Afra anlamıyordu. Ozan neden böyle yapıyordu ki şimdi? Aşkın mevzusu olunca da aynısını yapmıştı. Gitmek istiyordu. Kaçmak istiyordu böyle şeyler olunca. Sebebi neydi anlamıyordu ki. Polis olan o değil miydi. Yüzüne bakarak neler hissettiğini anlaması ve ona yardım etmesi gerekirken neden onu uzaklaştırma çabasına giriyordu.

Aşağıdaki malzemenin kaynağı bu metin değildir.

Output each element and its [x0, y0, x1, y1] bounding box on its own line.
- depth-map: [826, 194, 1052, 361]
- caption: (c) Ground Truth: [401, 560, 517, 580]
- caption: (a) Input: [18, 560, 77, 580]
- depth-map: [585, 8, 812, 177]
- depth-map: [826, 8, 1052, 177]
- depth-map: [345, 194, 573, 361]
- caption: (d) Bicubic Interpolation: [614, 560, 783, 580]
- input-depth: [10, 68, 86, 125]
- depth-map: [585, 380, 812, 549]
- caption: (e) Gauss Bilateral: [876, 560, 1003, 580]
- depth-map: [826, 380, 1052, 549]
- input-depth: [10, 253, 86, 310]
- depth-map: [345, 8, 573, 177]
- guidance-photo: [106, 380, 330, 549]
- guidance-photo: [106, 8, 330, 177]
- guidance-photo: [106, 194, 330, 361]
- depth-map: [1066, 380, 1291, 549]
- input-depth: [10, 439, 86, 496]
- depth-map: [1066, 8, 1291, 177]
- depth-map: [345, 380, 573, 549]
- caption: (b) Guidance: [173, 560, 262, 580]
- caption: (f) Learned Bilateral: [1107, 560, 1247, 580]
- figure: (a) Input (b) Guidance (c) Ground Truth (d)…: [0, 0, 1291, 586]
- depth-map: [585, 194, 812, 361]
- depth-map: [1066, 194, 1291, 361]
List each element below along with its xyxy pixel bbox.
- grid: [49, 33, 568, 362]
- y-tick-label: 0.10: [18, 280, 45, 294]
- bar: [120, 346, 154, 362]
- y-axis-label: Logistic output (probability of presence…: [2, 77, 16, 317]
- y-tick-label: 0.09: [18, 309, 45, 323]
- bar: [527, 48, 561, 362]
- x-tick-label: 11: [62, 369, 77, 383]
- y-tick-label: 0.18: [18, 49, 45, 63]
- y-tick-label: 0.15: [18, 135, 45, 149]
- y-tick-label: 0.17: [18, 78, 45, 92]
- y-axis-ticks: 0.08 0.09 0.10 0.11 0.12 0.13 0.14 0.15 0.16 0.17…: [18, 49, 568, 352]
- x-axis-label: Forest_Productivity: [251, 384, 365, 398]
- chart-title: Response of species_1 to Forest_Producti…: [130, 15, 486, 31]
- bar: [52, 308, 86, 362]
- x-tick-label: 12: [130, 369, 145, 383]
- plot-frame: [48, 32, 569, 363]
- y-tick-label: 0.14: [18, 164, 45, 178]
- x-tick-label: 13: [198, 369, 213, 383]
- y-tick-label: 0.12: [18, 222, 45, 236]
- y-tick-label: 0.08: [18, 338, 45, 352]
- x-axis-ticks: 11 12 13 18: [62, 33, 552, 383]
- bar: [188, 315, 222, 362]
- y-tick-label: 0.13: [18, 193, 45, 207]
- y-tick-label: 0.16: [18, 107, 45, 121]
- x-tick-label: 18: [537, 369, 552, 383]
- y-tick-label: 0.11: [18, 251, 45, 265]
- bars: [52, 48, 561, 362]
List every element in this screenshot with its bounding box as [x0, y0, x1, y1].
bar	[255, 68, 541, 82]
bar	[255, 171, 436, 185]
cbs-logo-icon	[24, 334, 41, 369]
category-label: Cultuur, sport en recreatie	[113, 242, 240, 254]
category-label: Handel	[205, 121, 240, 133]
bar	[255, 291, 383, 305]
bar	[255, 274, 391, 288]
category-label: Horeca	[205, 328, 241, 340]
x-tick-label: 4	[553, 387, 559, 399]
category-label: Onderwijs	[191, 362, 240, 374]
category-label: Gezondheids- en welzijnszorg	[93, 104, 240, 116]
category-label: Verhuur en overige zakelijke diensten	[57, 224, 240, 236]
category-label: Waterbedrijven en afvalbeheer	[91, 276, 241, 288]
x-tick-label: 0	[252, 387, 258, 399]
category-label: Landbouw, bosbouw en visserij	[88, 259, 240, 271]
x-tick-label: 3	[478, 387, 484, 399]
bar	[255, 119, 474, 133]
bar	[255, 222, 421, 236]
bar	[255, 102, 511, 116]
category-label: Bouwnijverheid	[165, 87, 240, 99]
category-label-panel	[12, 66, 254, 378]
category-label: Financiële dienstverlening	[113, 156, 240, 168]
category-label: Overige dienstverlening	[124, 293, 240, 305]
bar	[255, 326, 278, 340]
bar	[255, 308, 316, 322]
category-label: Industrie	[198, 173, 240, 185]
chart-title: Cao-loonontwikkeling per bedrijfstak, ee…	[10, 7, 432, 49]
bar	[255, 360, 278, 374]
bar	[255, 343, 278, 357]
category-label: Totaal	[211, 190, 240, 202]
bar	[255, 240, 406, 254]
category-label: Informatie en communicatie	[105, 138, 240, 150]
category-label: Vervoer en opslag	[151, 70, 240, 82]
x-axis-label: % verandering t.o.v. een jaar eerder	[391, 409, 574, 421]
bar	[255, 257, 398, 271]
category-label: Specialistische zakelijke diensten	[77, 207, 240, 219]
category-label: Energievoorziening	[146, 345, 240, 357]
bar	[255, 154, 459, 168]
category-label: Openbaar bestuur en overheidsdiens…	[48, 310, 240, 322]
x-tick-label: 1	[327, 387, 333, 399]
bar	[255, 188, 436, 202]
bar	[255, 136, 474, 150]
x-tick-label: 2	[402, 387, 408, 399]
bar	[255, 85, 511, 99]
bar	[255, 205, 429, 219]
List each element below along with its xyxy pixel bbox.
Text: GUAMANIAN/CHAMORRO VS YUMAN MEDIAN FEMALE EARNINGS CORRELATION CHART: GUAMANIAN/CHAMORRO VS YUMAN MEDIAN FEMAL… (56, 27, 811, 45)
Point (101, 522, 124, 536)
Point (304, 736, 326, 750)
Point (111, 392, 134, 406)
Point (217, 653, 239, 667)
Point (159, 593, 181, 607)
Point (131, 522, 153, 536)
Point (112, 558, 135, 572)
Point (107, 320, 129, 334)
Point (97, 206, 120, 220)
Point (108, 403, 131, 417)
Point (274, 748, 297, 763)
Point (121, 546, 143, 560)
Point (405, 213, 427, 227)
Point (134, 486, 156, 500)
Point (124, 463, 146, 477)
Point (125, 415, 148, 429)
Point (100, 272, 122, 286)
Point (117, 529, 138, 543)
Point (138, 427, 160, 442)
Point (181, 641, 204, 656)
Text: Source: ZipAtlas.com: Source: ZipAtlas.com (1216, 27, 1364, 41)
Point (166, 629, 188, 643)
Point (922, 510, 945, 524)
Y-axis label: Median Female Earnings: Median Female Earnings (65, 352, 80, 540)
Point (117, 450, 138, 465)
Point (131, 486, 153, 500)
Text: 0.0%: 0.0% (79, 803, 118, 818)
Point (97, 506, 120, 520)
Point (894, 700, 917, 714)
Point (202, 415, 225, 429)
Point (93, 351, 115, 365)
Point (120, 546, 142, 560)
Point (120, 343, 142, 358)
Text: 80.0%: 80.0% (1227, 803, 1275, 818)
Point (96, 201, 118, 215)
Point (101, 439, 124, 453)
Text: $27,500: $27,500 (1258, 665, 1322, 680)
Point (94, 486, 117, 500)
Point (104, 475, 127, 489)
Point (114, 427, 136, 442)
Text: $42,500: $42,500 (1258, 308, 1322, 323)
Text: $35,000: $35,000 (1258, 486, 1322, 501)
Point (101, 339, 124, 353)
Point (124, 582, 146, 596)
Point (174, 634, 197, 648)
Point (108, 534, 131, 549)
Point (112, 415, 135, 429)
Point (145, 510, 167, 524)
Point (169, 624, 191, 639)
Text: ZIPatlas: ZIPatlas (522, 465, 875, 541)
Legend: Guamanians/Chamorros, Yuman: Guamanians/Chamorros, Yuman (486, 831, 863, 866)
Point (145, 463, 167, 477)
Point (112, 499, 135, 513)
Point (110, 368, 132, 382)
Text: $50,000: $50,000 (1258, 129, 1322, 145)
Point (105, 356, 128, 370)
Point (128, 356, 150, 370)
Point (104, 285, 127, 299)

"Yeni sevgilin biraz utangaç sanırım?"

Karşısındaki adamın sırıtan yüzüne baktı Ozan ve daha sonra üzerinde bakışlarını gezdirdi. Açığını bulduğunu hissettiği an elini cebine attı kimliğini çıkardı.

"Başkomiser Ozan. Belindeki silahın ruhsatını göreyim."

Afra şaşkın bir şekilde Ozan'a bakarken daha sonra adama döndü. Kendisi fark etmemişti ama dikkatli bakıldığında anlaşılıyordu. Nasıl bir adam olmuştu bu böyle. Bir kez daha şükrettim Afra. Hayatından böyle bir kara lekeyi çıkardığı için.

"Ruhsat?"
"Ruhsatsız silah sahibi olmak suçtur. Üzerindede bulundurmak ise daha büyük bir suçtur. Ruhsatı görmezsem cezai işlem uygulayacağım."
"Senin buna hakkın yok."

Ozan güldü söylediklerine.

"Kim demiş olmadığını?"

Cevap beklemeden konuşmaya devam etti Ozan.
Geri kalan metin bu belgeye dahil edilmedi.